Odległe echa piorunów, jak w "Raining Blood" Slayera z kilkuminutowym akustycznym sprowadzeniem niczym w bathorowskich "Blood And Iron" lub "Through Blood By Thunder" z "Twilight Of The Gods", słychać w hołdującej zasadzie "bigger then life" kompozycji "Born To Night", tym razem za to celtyckie inklinacje ustępują miejsca maidenowskiej dynamice bliskiej innemu zespołowi Averilla, heavymetalowemu... Twilight Of The Gods.
Z Dread Sovereign, następnym projektem wokalisty Primordial, wiele wspólnego ma z kolei osadzony w tradycyjnym doom metalu "Ghosts Of The Charnel House", gdzie ciężkie riffy przywodzą na myśl goliatów gatunku z Pentagram, Trouble, Saint Vitus, Witchfinder General, Cathedral oraz, co oczywiste, Black Sabbath.
Kontrapunkt dla "epickich" pieśni odnajdziemy zaś w rozpoczynającym się od oskarżycielskiego krzyku: "Zdrajca!" "The Seed Of Tyrants", będącym spojrzeniem wstecz na blackmetalowe początki Primordial, najbardziej wściekłym numerze albumu i jedynym, w którym nic nie uchroni nas przed bolesnym gradobiciem blastów. Pomyli się jednak ten, kto sądzi, że jest to najbardziej radykalny utwór na "Where Greater Men Have Fallen".
To miano przypadło bowiem "The Alchemist's Head" - atakującej opętańczymi dysonansami (jak na eksperymentach z debiutu "Imrama" sprzed blisko 20 lat) kompozycji, w której obrzędowe brzmienie bębnów i nawiedzone, druidyczne inkantacje Nemtheangi znajdą uznanie wśród wyznawców szalonych rytuałów Swans.

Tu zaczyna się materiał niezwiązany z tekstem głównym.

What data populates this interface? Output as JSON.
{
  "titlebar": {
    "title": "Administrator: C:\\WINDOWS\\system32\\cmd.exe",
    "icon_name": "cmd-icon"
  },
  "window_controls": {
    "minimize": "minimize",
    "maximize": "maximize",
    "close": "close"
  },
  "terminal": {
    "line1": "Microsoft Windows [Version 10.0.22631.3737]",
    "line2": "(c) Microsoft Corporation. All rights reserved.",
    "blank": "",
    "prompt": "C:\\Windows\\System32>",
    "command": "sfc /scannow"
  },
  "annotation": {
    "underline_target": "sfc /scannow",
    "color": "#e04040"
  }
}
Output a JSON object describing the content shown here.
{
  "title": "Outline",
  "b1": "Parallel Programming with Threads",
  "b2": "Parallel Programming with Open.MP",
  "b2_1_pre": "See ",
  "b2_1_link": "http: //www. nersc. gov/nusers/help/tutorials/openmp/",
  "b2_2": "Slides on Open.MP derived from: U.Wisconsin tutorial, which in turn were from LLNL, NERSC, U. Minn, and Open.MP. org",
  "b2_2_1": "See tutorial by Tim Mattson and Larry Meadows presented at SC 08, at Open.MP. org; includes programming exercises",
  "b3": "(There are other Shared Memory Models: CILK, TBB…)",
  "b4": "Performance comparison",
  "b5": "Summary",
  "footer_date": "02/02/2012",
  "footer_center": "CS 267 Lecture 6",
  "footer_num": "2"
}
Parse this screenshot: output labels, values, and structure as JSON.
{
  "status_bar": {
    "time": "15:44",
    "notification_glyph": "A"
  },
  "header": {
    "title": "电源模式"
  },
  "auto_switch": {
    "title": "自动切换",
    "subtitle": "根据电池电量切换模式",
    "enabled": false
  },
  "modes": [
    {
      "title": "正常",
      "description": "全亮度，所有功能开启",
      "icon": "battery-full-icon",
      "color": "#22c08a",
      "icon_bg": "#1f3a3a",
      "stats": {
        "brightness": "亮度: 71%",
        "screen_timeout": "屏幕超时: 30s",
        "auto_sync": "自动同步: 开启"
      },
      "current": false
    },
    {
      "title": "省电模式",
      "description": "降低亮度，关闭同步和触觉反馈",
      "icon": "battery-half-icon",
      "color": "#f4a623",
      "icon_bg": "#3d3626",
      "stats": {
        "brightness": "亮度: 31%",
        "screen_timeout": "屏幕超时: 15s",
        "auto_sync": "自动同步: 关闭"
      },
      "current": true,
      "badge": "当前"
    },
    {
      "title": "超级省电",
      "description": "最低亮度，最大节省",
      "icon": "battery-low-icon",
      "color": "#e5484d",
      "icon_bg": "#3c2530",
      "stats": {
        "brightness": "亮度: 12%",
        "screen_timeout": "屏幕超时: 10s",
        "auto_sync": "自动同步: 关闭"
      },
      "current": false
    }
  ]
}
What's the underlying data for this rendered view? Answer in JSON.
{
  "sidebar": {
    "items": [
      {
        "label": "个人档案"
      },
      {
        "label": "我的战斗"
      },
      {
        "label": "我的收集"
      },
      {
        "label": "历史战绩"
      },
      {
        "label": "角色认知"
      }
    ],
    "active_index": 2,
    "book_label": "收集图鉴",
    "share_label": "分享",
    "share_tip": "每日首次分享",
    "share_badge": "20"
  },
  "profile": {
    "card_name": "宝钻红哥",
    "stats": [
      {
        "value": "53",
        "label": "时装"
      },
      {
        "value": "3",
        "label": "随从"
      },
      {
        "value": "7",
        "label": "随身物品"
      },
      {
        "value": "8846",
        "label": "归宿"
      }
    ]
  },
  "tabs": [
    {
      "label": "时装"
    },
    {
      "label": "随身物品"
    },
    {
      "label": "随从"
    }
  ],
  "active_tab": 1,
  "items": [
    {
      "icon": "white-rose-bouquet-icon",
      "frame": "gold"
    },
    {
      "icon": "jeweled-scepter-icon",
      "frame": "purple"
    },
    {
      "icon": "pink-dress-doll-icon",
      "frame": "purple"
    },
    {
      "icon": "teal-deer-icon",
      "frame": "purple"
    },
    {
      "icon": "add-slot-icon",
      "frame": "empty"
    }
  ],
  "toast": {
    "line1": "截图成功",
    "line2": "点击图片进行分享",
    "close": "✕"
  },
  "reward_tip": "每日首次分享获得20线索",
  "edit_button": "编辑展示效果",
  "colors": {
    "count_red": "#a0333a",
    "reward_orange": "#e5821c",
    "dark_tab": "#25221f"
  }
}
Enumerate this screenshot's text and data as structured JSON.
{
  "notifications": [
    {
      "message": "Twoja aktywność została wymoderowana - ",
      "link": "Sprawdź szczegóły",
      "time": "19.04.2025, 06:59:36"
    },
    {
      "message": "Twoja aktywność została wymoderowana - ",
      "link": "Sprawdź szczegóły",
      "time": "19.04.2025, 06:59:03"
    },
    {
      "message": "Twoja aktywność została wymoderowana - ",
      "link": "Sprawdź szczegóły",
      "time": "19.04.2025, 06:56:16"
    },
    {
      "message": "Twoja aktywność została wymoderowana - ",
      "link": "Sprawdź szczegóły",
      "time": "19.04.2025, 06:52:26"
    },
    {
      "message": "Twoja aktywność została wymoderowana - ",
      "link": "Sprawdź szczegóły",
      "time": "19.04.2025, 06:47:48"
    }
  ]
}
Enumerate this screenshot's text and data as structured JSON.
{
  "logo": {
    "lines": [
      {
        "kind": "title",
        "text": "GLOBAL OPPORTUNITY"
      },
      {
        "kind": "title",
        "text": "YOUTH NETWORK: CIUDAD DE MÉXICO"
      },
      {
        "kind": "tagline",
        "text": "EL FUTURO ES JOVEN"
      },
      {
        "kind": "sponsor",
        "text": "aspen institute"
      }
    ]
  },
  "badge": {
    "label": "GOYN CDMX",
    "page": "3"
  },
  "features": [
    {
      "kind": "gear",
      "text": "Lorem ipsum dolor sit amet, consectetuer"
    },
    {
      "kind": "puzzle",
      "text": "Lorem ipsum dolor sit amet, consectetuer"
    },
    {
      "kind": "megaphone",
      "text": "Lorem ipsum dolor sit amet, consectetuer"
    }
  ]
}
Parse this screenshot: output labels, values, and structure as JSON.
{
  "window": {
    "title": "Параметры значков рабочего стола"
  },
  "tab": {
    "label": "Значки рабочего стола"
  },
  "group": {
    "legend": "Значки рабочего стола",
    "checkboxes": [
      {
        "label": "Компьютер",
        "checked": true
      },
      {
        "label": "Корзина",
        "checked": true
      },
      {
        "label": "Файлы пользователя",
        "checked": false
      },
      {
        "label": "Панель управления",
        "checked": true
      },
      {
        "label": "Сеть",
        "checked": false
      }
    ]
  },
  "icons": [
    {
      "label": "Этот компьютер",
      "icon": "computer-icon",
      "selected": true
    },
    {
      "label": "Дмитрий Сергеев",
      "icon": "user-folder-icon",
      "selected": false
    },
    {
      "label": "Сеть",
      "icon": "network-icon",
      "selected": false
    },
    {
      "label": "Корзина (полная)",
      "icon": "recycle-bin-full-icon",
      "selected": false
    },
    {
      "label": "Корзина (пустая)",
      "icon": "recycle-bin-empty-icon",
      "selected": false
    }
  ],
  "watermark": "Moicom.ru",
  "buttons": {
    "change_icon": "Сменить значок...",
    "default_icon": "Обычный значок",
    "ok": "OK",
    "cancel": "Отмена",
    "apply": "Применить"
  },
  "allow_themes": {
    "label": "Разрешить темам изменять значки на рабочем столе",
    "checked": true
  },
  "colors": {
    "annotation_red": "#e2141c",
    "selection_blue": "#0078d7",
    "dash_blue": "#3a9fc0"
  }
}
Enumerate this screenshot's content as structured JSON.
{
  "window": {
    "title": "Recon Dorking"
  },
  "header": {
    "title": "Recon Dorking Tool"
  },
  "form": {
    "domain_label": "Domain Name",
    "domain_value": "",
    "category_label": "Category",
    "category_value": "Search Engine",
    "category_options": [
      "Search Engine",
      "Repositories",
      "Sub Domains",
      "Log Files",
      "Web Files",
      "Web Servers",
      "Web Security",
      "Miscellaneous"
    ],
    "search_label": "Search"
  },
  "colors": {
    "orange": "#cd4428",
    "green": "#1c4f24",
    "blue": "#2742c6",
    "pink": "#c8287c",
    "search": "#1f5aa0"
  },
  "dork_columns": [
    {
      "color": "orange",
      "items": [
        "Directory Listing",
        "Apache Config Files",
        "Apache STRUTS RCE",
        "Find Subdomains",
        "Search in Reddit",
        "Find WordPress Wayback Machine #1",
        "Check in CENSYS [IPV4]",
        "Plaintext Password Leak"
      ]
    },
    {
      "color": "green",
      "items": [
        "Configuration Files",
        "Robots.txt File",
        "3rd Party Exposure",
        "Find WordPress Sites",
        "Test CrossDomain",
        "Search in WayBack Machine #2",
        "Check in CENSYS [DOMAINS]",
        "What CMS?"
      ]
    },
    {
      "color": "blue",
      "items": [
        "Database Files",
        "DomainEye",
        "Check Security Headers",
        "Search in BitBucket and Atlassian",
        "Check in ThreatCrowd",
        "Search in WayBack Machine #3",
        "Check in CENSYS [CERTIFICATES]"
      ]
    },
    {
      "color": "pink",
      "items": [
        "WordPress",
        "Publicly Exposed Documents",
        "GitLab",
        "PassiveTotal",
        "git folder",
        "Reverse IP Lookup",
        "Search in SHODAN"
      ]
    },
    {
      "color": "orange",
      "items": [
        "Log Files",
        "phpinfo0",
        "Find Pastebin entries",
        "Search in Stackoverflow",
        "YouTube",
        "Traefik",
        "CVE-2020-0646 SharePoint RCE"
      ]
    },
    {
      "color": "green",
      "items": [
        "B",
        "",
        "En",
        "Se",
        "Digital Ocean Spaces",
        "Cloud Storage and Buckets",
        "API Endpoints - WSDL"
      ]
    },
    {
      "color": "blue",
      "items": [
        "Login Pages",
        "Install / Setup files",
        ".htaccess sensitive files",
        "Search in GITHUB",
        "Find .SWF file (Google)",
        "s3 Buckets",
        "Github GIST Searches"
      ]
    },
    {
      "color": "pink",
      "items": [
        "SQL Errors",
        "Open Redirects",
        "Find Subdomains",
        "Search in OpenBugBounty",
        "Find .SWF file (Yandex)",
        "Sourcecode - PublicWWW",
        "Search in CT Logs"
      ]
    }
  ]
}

To również tutaj Averill wreszcie wydobywa z siebie black / deathmetalowe wrzaski, by na te kilka minut odejść od udręczonej, przejmującej szczerością narracji posępnego wajdeloty na wzór Quorthona. Podobnie zresztą jak twórca Bathory, tak i Nemtheanga - wbrew niektórym opiniom i mimo sięgania po różne środki wyrazu - nie jest wcale wokalną potęgą. Jego siła polega bowiem nie na skali, a charakterystycznym głosie, tak samo jak u Ozzy'ego, Kilmistera, Ihsahna czy właśnie Quorthona.
"Where Greater Men Have Fallen" to najpewniej ostatni, przynajmniej w świecie muzyki metalowej, wart uwagi album mijającego roku. Primordial kończy go w sposób, w jaki odnosi się do dziedzictwa poległych przodków z zamierzchłych czasów. Godnie i przekonująco.